Viens faire un tour chez moi, dans ma tour de Babel

Des choses gentilles à dire sur ce film :

La tour raconte comment s’organisent les habitants d’une tour de banlieue piégés à l’intérieur du bâtiment par un voile de néant qui avale tous ceux qui le touchent. La tour raconte comment une société déjà bien friable se désagrège complètement en l’espace de quelques jours. La tour ne raconte rien de nouveau : des humains en vase clos qui en viennent rapidement à se défoncer plutôt que d’essayer de trouver une solution ensemble, ou de profiter au maximum du temps qu’il reste dans la joie et la sérénité... Mais le raconte bien.

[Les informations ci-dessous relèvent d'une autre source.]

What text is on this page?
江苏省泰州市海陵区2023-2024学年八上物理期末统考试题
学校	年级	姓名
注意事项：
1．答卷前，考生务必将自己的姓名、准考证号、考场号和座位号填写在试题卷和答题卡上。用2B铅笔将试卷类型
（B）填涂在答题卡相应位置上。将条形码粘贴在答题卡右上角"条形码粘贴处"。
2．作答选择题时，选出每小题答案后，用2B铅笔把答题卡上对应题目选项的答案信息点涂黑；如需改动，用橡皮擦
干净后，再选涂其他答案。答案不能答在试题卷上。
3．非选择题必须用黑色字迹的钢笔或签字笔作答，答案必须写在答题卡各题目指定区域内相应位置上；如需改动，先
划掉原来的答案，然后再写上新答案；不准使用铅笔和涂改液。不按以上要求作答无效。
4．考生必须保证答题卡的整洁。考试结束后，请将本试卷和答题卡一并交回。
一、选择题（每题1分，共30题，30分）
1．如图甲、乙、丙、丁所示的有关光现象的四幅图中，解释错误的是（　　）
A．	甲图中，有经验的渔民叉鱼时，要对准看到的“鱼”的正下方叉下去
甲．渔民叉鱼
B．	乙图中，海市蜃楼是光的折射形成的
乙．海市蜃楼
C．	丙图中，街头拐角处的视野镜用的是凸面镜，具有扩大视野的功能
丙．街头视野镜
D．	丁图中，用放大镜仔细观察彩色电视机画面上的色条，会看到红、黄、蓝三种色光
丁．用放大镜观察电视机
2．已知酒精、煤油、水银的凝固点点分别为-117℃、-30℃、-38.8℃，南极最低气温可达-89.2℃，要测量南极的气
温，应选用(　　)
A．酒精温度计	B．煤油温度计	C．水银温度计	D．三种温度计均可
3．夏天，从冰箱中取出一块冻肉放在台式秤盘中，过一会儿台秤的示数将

Si le film de Guillaume Nicloux ne prend pas de court, il arrive dans l’ensemble à prendre aux tripes. Le réalisateur montre une bonne maîtrise de l’espace et du temps. C’est clair, c’est net, c’est rapide. Passé 5 minutes, on est dedans. Et tout s’enchaîne très vite. De plus en plus vite. D’ellipse en ellipse on devine les jeux de pouvoir se modifier, on voit les personnages régresser, tandis que tout autour, l’espace se réduit et les perspectives disparaissent.

Le choix de narration est malin, il évite aux spectateurs et spectatrices de s’attarder sur les incohérences et les défauts inhérents à un film concept de ce type. Les habitants de la tour développent l’élevage et le commerce de chiens et de chats pour se nourrir ? L’image est marquante... quant à savoir comment eux-mêmes sont nourris tandis que les ressources diminuent, la scène suivante balaiera l’interrogation avant même qu’elle ne devienne gênante. Une fuite en avant cinématographique ? Oui.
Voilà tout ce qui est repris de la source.